Tammy Zywicki Update: Solved! A 30 Years Old Case
On Thursday, a long-haul trucker from Iowa was being questioned by authorities from numerous states regarding his possible involvement in other unsolved homicides.
The police in Waterloo detained 58-year-old Clark Perry Baldwin on suspicion that he was responsible for the deaths of three women whose remains were found in Wyoming and Tennessee.
According to court filings, a Texas woman was allegedly r*ped and choked by him in 1991.
According to Iowa Division of Criminal Investigation special agent Mike Krapfl, investigators are “looking at any connections” Baldwin may have to cold cases from that era.
He claimed that other organizations were watching Baldwin because of his frequent travels.
Who are Baldwin’s alleged victims?
Tammy Zywicki was thrilled to drive from Evanston to Grinnell College in Iowa in August 1992.
The 21-year-old was on her way to college from New Jersey but had to detour to Evanston to drop off her brother at NU.

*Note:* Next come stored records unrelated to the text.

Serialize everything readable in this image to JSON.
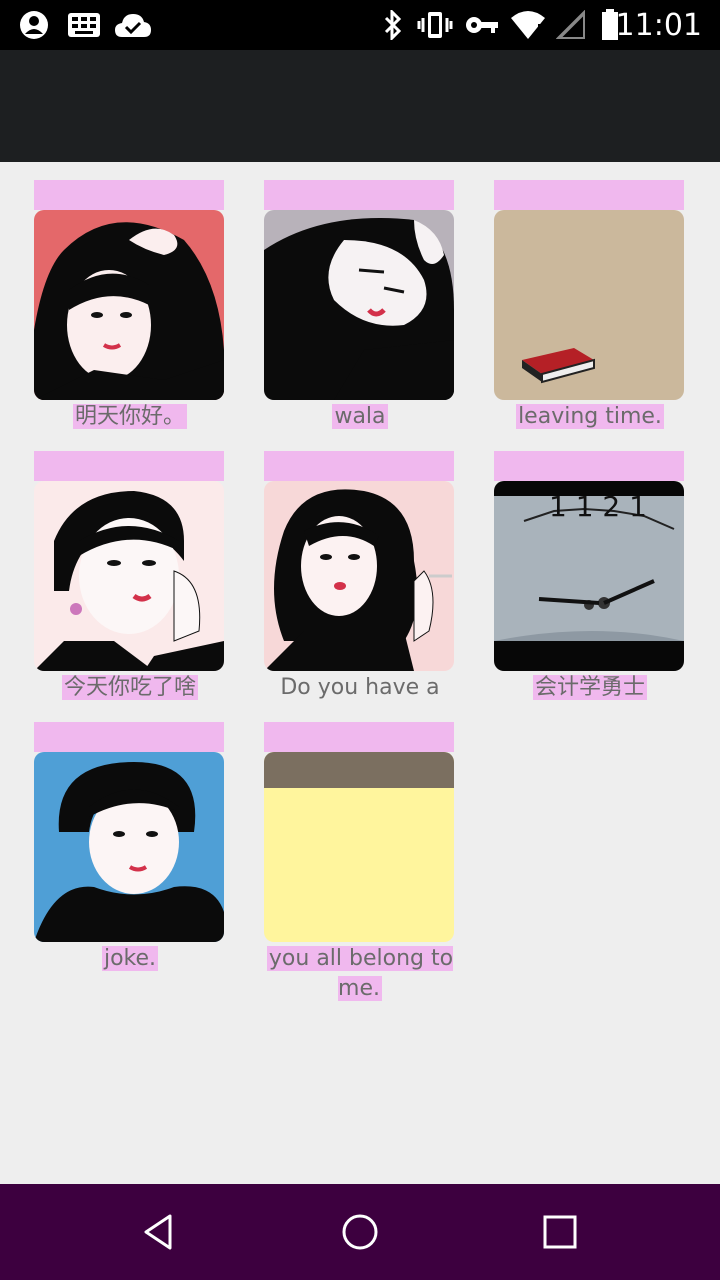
{
  "status_bar": {
    "time": "11:01",
    "icons": [
      "account-icon",
      "keyboard-icon",
      "cloud-check-icon",
      "bluetooth-icon",
      "vibrate-icon",
      "vpn-key-icon",
      "wifi-icon",
      "no-signal-icon",
      "battery-icon"
    ]
  },
  "grid": {
    "items": [
      {
        "caption": "明天你好。",
        "image": "woman-hands-on-head"
      },
      {
        "caption": "wala",
        "image": "woman-resting-head"
      },
      {
        "caption": "leaving time.",
        "image": "red-book-beige"
      },
      {
        "caption": "今天你吃了啥",
        "image": "woman-hand-on-cheek"
      },
      {
        "caption": "Do you have a",
        "image": "woman-with-cigarette"
      },
      {
        "caption": "会计学勇士",
        "image": "clock-face"
      },
      {
        "caption": "joke.",
        "image": "woman-blue-background"
      },
      {
        "caption": "you all belong to me.",
        "image": "yellow-note"
      }
    ]
  },
  "nav_bar": {
    "back": "back-icon",
    "home": "home-icon",
    "recents": "recents-icon"
  },
  "colors": {
    "status_bar": "#000000",
    "app_bar": "#1d1f21",
    "background": "#eeeeee",
    "accent_pink": "#f0b8ee",
    "nav_bar": "#3d003f"
  }
}
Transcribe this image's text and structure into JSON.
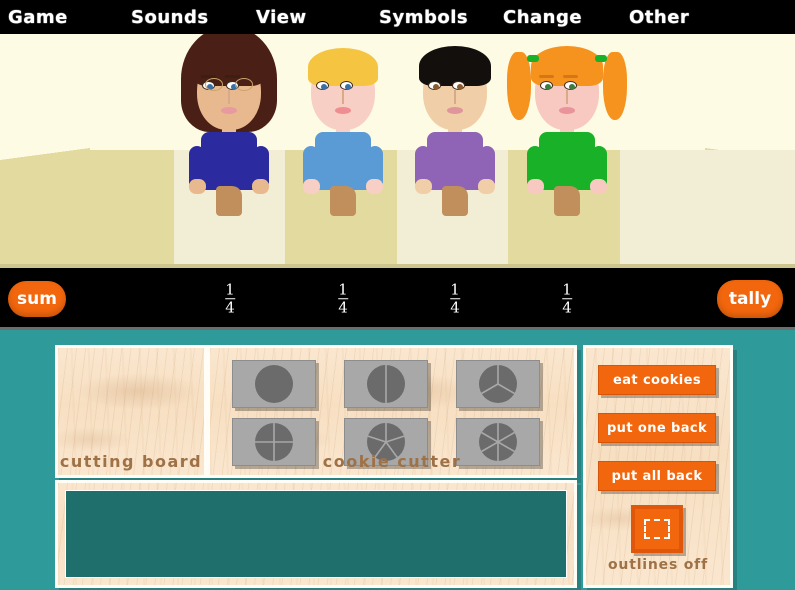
{
  "menu": {
    "items": [
      {
        "label": "Game"
      },
      {
        "label": "Sounds"
      },
      {
        "label": "View"
      },
      {
        "label": "Symbols"
      },
      {
        "label": "Change"
      },
      {
        "label": "Other"
      }
    ]
  },
  "scene": {
    "characters": [
      {
        "name": "character-1",
        "hair_color": "#4a1f16",
        "hair_style": "long-brown",
        "skin_color": "#e8b98e",
        "shirt_color": "#2b2a9e",
        "eye_color": "#3a6ea5",
        "has_glasses": true,
        "has_cookie": true
      },
      {
        "name": "character-2",
        "hair_color": "#f5c542",
        "hair_style": "short-blonde",
        "skin_color": "#f7cfc4",
        "shirt_color": "#5b9bd5",
        "eye_color": "#3a6ea5",
        "has_glasses": false,
        "has_cookie": true
      },
      {
        "name": "character-3",
        "hair_color": "#120f0d",
        "hair_style": "short-black",
        "skin_color": "#f0cfa8",
        "shirt_color": "#8f63b5",
        "eye_color": "#8a5a2b",
        "has_glasses": false,
        "has_cookie": true
      },
      {
        "name": "character-4",
        "hair_color": "#f6931e",
        "hair_style": "orange-pigtails",
        "skin_color": "#f7c9c0",
        "shirt_color": "#19b128",
        "eye_color": "#3f7a3f",
        "has_glasses": false,
        "has_cookie": true,
        "hair_tie_color": "#19b128"
      }
    ],
    "table_color": "#e3da9f",
    "placemat_color": "#f2eed5",
    "wall_color": "#fdfbe4"
  },
  "fraction_bar": {
    "sum_label": "sum",
    "tally_label": "tally",
    "fractions": [
      {
        "numerator": "1",
        "denominator": "4"
      },
      {
        "numerator": "1",
        "denominator": "4"
      },
      {
        "numerator": "1",
        "denominator": "4"
      },
      {
        "numerator": "1",
        "denominator": "4"
      }
    ],
    "background": "#000000",
    "button_color": "#f2660d"
  },
  "workspace": {
    "cutting_board_label": "cutting board",
    "cookie_cutter_label": "cookie cutter",
    "cutters": [
      {
        "name": "cutter-1-slice",
        "slices": 1
      },
      {
        "name": "cutter-2-slices",
        "slices": 2
      },
      {
        "name": "cutter-3-slices",
        "slices": 3
      },
      {
        "name": "cutter-4-slices",
        "slices": 4
      },
      {
        "name": "cutter-5-slices",
        "slices": 5
      },
      {
        "name": "cutter-6-slices",
        "slices": 6
      }
    ],
    "actions": [
      {
        "label": "eat cookies"
      },
      {
        "label": "put one back"
      },
      {
        "label": "put all back"
      }
    ],
    "outlines_toggle_label": "outlines off",
    "chalkboard_color": "#1f6f6c",
    "wood_color": "#fae7cf",
    "cutter_face_color": "#a8a8a8",
    "cutter_cookie_color": "#6b6b6b",
    "background_color": "#2f9a9a"
  }
}
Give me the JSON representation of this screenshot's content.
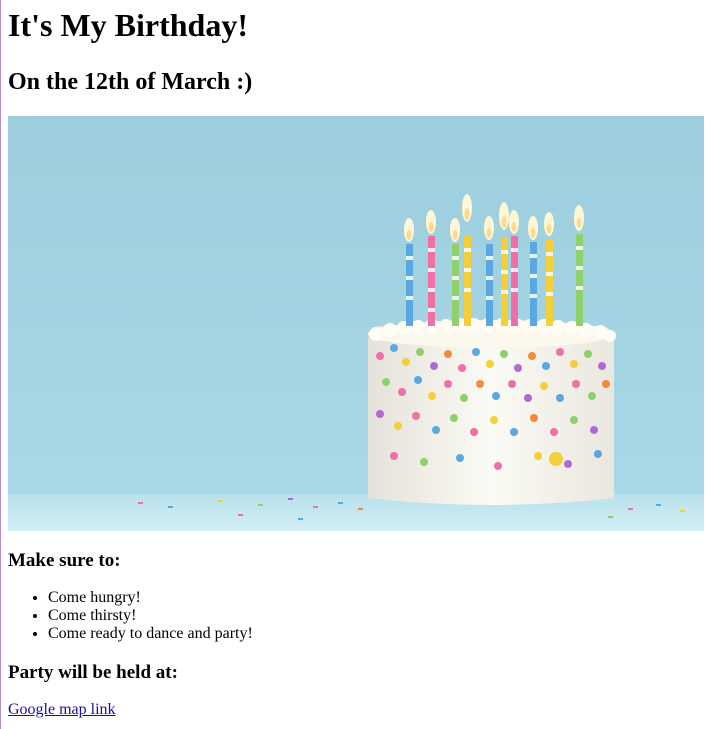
{
  "title": "It's My Birthday!",
  "subtitle": "On the 12th of March :)",
  "image": {
    "description": "birthday cake with candles and sprinkles"
  },
  "make_sure": {
    "heading": "Make sure to:",
    "items": [
      "Come hungry!",
      "Come thirsty!",
      "Come ready to dance and party!"
    ]
  },
  "location": {
    "heading": "Party will be held at:",
    "link_text": "Google map link"
  },
  "colors": {
    "background": "#ffffff",
    "link": "#1a0dab",
    "sky": "#9fd1de"
  }
}
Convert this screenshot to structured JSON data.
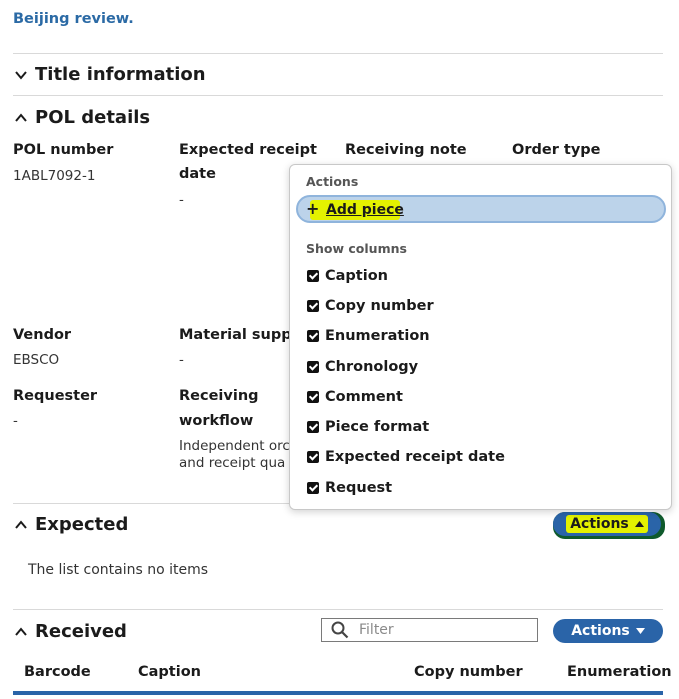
{
  "title": {
    "text": "Beijing review."
  },
  "sections": {
    "title_information": "Title information",
    "pol_details": "POL details",
    "expected": "Expected",
    "received": "Received"
  },
  "pol": {
    "pol_number_label": "POL number",
    "pol_number_value": "1ABL7092-1",
    "expected_receipt_label_1": "Expected receipt",
    "expected_receipt_label_2": "date",
    "expected_receipt_value": "-",
    "receiving_note_label": "Receiving note",
    "order_type_label": "Order type",
    "vendor_label": "Vendor",
    "vendor_value": "EBSCO",
    "material_supplier_label": "Material suppl",
    "material_supplier_value": "-",
    "requester_label": "Requester",
    "requester_value": "-",
    "receiving_workflow_label_1": "Receiving",
    "receiving_workflow_label_2": "workflow",
    "receiving_workflow_value_1": "Independent orc",
    "receiving_workflow_value_2": "and receipt qua"
  },
  "expected": {
    "actions_label": "Actions",
    "empty_text": "The list contains no items"
  },
  "received": {
    "filter_placeholder": "Filter",
    "actions_label": "Actions",
    "columns": [
      "Barcode",
      "Caption",
      "Copy number",
      "Enumeration"
    ]
  },
  "menu": {
    "actions_heading": "Actions",
    "add_piece": "Add piece",
    "show_columns_heading": "Show columns",
    "columns": [
      "Caption",
      "Copy number",
      "Enumeration",
      "Chronology",
      "Comment",
      "Piece format",
      "Expected receipt date",
      "Request"
    ]
  },
  "colors": {
    "primary": "#2a64a8",
    "link": "#2b6aa5",
    "highlight": "#e4f200"
  }
}
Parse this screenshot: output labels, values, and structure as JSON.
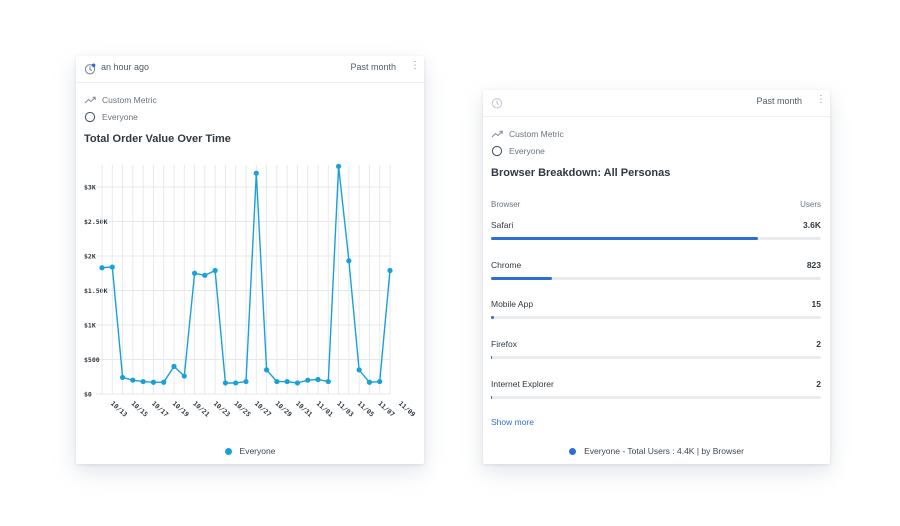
{
  "left_card": {
    "updated": "an hour ago",
    "range": "Past month",
    "menu_icon": "kebab-menu-icon",
    "metric_type": "Custom Metric",
    "segment": "Everyone",
    "title": "Total Order Value Over Time",
    "legend_label": "Everyone"
  },
  "right_card": {
    "range": "Past month",
    "metric_type": "Custom Metric",
    "segment": "Everyone",
    "title": "Browser Breakdown: All Personas",
    "col_browser": "Browser",
    "col_users": "Users",
    "rows": [
      {
        "label": "Safari",
        "value": "3.6K",
        "share": 0.81
      },
      {
        "label": "Chrome",
        "value": "823",
        "share": 0.185
      },
      {
        "label": "Mobile App",
        "value": "15",
        "share": 0.008
      },
      {
        "label": "Firefox",
        "value": "2",
        "share": 0.004
      },
      {
        "label": "Internet Explorer",
        "value": "2",
        "share": 0.004
      }
    ],
    "show_more": "Show more",
    "footer_legend": "Everyone - Total Users : 4.4K | by Browser"
  },
  "colors": {
    "line": "#1aa0d9",
    "bar": "#2d6fd1",
    "legend_dot_left": "#1aa0d9",
    "legend_dot_right": "#2d6fd1"
  },
  "chart_data": {
    "type": "line",
    "title": "Total Order Value Over Time",
    "xlabel": "",
    "ylabel": "",
    "ylim": [
      0,
      3000
    ],
    "y_ticks": [
      "$0",
      "$500",
      "$1K",
      "$1.50K",
      "$2K",
      "$2.50K",
      "$3K"
    ],
    "y_tick_values": [
      0,
      500,
      1000,
      1500,
      2000,
      2500,
      3000
    ],
    "x_tick_labels": [
      "10/13",
      "10/15",
      "10/17",
      "10/19",
      "10/21",
      "10/23",
      "10/25",
      "10/27",
      "10/29",
      "10/31",
      "11/01",
      "11/03",
      "11/05",
      "11/07",
      "11/09"
    ],
    "grid": true,
    "legend": "bottom-center",
    "series": [
      {
        "name": "Everyone",
        "x": [
          "10/12",
          "10/13",
          "10/14",
          "10/15",
          "10/16",
          "10/17",
          "10/18",
          "10/19",
          "10/20",
          "10/21",
          "10/22",
          "10/23",
          "10/24",
          "10/25",
          "10/26",
          "10/27",
          "10/28",
          "10/29",
          "10/30",
          "10/31",
          "11/01",
          "11/02",
          "11/03",
          "11/04",
          "11/05",
          "11/06",
          "11/07",
          "11/08",
          "11/09"
        ],
        "values": [
          1830,
          1840,
          240,
          200,
          180,
          170,
          170,
          400,
          260,
          1750,
          1720,
          1790,
          160,
          160,
          180,
          3200,
          350,
          180,
          180,
          160,
          200,
          210,
          180,
          3300,
          1930,
          350,
          170,
          180,
          1790
        ]
      }
    ]
  }
}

Unfortunately, Tammy didn’t make it to her college.
Tammy Zywicki, a 21-year-old college student from Iowa, went missing in 1992 after her automobile broke down on an Illinois highway.
A man in a semitrailer was spotted following close behind her car.
The body of Zywicki was located in a remote area of Missouri.
Another case is that of 22-year-old truck stop convenience shop employee Rhonda Knutson, who was murdered while on the job in 1992.
Sketches of two individuals, one of whom was a truck driver, who was seen at the store have been published by investigators.
Baldwin was a resident of the town of Nashua, Iowa.
He is accused of killing two women in Wyoming in 1992, and their remains were discovered around 400 miles apart.
The ladies were never formally identified by investigators and were given the codenames “Bitter Creek Betty” and “I-90 Jane Doe.”
Baldwin faces two counts of murder concerning the 1991 deaths of Pamela McCall, 32, a pregnant woman from Topping, Virginia, and her unborn child in Tennessee.
Tammy Zywicki update
The murder of 21-year-old Tammy Zywicki is similar in many ways to the most infamous “cold cases.”
After a cold case investigator submitted evidence to a crime lab in Tennessee last year, they created a DNA profile of the culprit in McCall’s murder.
The profile was checked against a national database and found to match one created years earlier that linked the two deaths in Wyoming.
According to court filings, investigators focused on Baldwin after finding the DNA of a relative of the suspect’s profile in commercial genealogy databases.
An FBI undercover operation in Waterloo last month yielded positive results after taking DNA samples from Baldwin’s garbage and a Walmart shopping cart he had used.
DA Brent Cooper of Tennessee said they did a great job “bringing this serial killer to justice.”
“I’m also thrilled to give Rose McCall’s mother a chance to see justice for the murders of her daughter and granddaughter,” he said.
The caller said, “At least I have a grave to visit; some moms don’t even know that,” referring to the speaker’s mother.
The investigation strengthened when a woman made a similar claim of violence against Baldwin.
Tammy Zywicki update & Baldwin’s other crimes
Baldwin is accused of s*xually assaulting a female hitchhiker from Kansas at gunpoint in Wheeler County, Texas, in 1991.
The 21-year-old lady claimed to police that Baldwin tried to strangle her to death, hit her in the head, and shackled her wrists and lips.
He confessed to the alleged assault but the police let him go while the grand jury conducted its investigation. In the end, he avoided prosecution.
Baldwin, a former truck driver for Marten Transport, has lived in Nashua, Iowa, and Springfield, Missouri.
His link to an Iowa murder case that the police solved in 1992 was another proof of his involvement.
Baldwin’s ex-wife allegedly told police that he had boasted about “killing a girl out west by strangulation and throwing her out of his truck,” according to court filings.
Moreover, Baldwin’s Springfield, Missouri, residence was raided by the Secret Service in 1997 when they discovered he was using a computer to produce counterfeit U.S. cash.
He and his two female accomplices were all indicted on counts of counterfeiting.
Baldwin served 18 months of his sentence after which the police released him in 1999.
Jazz Baldwin, 32, of New Hampton, Iowa, was taken aback by the allegations after claiming she knew for two years that Baldwin was her father thanks to a DNA test kit he bought.
Since then, she claimed, the two had been in constant Facebook communication.
She commented on Facebook, “I heard rumors about his ‘possible crimes,’ but I always thought they were bogus.”
We did not believe that murder was one of the things he had committed and gotten away with.
Tammy Zywicki update is a significant milestone in the conviction of her criminal.